The City claims to help the economy by directing investment into production and growth, but it has not done this. Instead it takes money out of the economy, away from production. It seizes the wealth created by real work, and loots from the constant stream of capital hurtling round the globe - other people's money, our savings, mortgages and pensions - and gambles it away. The interests of what Kynaston calls `infinitely amoral international capital' conflict with Britain's real interests, particularly our industry.

He shows how the City has always backed the most backward forces and policies. He recounts how in the 1975 referendum on EEC membership, "The City, so far as one can tell, was almost unanimously in favour of a `Yes' vote. Two months ahead of voting the clearing banks agreed to contribute £200,000 to the `Britain in Europe' campaign."
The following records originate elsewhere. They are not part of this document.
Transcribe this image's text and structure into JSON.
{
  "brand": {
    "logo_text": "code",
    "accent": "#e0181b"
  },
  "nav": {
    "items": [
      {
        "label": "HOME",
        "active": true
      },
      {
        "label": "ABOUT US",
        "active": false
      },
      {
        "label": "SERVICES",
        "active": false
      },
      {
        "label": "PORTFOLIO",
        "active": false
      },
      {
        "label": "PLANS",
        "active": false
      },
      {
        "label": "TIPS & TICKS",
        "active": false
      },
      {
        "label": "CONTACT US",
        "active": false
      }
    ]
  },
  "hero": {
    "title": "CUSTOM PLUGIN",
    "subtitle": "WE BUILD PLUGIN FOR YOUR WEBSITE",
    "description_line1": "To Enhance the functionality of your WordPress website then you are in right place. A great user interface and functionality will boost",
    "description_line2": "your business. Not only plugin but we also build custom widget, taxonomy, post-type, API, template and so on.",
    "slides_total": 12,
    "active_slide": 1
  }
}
He notes, on "the larger question of whether City sentiment as a whole was supportive of Thatcherite economics during these early, highly controversial years of the Thatcher era. Broadly, as far as one can tell, it was ..." And not just in the early years: in the June 1987 election, City traders wore stickers saying, "We all say YES to Maggie."

Successive governments - none more than Brown's - have embraced the treachery in the City. Instead, we need to put Britain, and Britain's industry, first, and make finance serve our national interest of employing all our people in useful work, making what we need.